Place the fat end of the screwdriver against your ear and the pointy part onto the region of engine you want to listen to. You might want to put some tape or a plastic cap on the tip of that driver so you don't leave marks on the engine casings.
Any tapping and rattling inside the engine casings are rarely going to be a cheap or quick fix.
Such noises may indicate a variety of potentially nasty problems, which if left unattended, may ultimately lead to a catastrophic engine failure.
Noises from near the top of the engine can indicate problems ranging from worn timing chain and camshafts, through to valves and piston rings. Tapping noises from the bottom of the engine may indicate a damaged crankshaft or related bearings.
All of which generally indicate the need for cracking the engine casings (read: expensive repairs).
Being a used dirt bike, one can't expect it to perform like a new bike fresh out of the crate. But even though you may not be able to wind out the bike on a dirt track, a test ride should reveal whether the engine is in sound condition, with reasonable compression and power.
Depending on where the seller is, it may not always be possible to test-ride the dirt bike, particularly if the bike is unregistered and garaged at a city or suburban location. Try to arrange a meeting at a location where you can get at least a few minutes worth of ride time to check out the basics.
• Gearbox and Drive Chain
Like the engine, the gearbox on a dirt bike is likely to take a real beating through the course of a bike's life.
Though the clutch is the most likely gearbox related component to start failing (resulting in a slipping clutch or difficult gear changes), the gears themselves may also become worn, leading to loud and clunky gear changes.
A badly worn chain and sprockets will also tend to be noisy. So loud in fact, that they may mask other internal problems.

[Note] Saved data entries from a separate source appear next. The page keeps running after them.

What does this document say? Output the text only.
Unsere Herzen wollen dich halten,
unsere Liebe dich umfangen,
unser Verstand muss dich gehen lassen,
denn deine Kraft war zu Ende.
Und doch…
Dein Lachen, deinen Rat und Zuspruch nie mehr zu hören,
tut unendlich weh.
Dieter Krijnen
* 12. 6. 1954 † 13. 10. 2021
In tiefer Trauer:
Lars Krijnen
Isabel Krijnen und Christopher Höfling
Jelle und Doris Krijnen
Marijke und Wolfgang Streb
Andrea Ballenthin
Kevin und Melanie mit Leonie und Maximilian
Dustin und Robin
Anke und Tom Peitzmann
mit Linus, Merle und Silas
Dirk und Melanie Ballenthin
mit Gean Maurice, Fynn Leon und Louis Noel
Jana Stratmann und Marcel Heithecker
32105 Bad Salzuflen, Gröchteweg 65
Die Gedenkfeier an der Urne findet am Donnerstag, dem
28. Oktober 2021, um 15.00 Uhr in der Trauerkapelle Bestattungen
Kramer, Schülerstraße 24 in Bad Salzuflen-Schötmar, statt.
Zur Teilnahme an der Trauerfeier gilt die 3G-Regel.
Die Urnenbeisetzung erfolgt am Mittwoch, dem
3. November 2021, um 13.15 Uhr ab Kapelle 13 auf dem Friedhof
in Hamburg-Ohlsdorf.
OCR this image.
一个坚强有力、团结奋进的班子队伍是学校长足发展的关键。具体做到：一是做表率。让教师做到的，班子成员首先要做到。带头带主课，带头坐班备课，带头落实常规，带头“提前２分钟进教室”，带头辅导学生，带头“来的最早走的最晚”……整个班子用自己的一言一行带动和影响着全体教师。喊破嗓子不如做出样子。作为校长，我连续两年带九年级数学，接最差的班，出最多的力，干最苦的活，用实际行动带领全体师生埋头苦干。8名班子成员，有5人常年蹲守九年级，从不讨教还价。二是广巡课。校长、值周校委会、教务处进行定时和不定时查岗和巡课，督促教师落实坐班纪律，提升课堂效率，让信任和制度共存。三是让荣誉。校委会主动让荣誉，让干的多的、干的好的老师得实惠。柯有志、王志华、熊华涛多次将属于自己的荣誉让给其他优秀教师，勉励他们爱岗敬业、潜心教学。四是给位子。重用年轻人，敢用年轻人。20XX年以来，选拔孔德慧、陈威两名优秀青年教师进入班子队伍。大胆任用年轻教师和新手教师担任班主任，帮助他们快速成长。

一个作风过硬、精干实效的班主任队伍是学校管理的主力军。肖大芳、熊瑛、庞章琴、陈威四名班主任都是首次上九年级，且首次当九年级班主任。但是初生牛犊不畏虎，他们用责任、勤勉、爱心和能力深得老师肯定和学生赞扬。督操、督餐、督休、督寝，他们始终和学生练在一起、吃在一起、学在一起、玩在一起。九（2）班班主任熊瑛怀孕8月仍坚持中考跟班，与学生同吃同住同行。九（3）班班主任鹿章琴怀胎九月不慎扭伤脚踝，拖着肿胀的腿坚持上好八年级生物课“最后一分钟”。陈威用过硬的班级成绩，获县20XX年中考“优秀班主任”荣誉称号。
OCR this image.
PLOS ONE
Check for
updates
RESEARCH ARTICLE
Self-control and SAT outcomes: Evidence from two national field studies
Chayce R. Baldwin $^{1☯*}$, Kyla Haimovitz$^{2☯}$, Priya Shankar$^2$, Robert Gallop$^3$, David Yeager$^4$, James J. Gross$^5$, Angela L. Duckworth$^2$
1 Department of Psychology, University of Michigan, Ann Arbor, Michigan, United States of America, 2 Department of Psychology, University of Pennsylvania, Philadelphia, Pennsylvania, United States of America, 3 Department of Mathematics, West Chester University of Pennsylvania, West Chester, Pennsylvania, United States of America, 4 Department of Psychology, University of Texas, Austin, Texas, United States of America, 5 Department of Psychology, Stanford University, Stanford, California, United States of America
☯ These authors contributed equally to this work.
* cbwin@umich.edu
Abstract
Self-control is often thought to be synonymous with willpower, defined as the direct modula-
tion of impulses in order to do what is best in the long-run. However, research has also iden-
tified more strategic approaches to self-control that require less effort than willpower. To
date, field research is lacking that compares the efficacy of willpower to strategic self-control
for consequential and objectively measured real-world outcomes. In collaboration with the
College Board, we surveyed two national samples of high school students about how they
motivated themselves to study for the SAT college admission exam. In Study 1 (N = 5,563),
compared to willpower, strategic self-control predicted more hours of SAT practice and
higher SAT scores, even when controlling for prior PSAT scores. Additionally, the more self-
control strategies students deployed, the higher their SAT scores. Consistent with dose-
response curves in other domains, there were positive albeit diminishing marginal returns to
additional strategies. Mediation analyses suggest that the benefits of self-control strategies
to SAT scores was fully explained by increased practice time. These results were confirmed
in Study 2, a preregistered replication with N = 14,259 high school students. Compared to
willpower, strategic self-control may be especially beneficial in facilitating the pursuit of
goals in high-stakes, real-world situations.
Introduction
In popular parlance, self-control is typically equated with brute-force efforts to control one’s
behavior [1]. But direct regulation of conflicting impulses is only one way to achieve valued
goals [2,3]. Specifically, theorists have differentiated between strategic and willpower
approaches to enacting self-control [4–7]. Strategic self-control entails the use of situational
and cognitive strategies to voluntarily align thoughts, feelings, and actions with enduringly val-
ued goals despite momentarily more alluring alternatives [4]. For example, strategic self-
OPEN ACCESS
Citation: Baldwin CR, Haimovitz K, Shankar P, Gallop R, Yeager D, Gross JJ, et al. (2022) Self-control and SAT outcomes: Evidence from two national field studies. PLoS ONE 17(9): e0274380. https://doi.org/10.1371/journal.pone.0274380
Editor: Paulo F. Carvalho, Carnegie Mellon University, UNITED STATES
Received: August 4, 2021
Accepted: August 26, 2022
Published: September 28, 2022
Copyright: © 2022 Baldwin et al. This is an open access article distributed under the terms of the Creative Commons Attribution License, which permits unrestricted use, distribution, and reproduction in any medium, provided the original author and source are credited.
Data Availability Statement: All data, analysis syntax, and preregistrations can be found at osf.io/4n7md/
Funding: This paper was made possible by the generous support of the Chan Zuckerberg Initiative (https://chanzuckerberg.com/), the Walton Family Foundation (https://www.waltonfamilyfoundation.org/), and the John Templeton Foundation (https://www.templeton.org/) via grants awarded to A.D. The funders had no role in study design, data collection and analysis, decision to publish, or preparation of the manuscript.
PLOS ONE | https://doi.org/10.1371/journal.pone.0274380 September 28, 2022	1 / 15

• Front and Rear Shock Absorbers
As the shocks age, the seals will wear and begin to leak. This can lead to some very nasty handling issues, particularly at higher speeds. Badly worn shock absorbers can literally throw you off the bike, particularly the front end under hard braking.
Make sure the shock absorbers are not spongy and that all (front and rear) have the required degree of stiffness on both sides (where appropriate).
• Front and Rear Brakes
Your life can depend on how well the front brakes work. During heavy braking the front wheel ends up bearing most of the load, so the front brakes do most of the braking.
Fortunately worn or inefficient brakes are less expensive to fix than most engine related items.
However, it's not a good sign if the owner has let the brakes deteriorate, particularly if they are spongy, prone to "grabbing" or readily lock-up.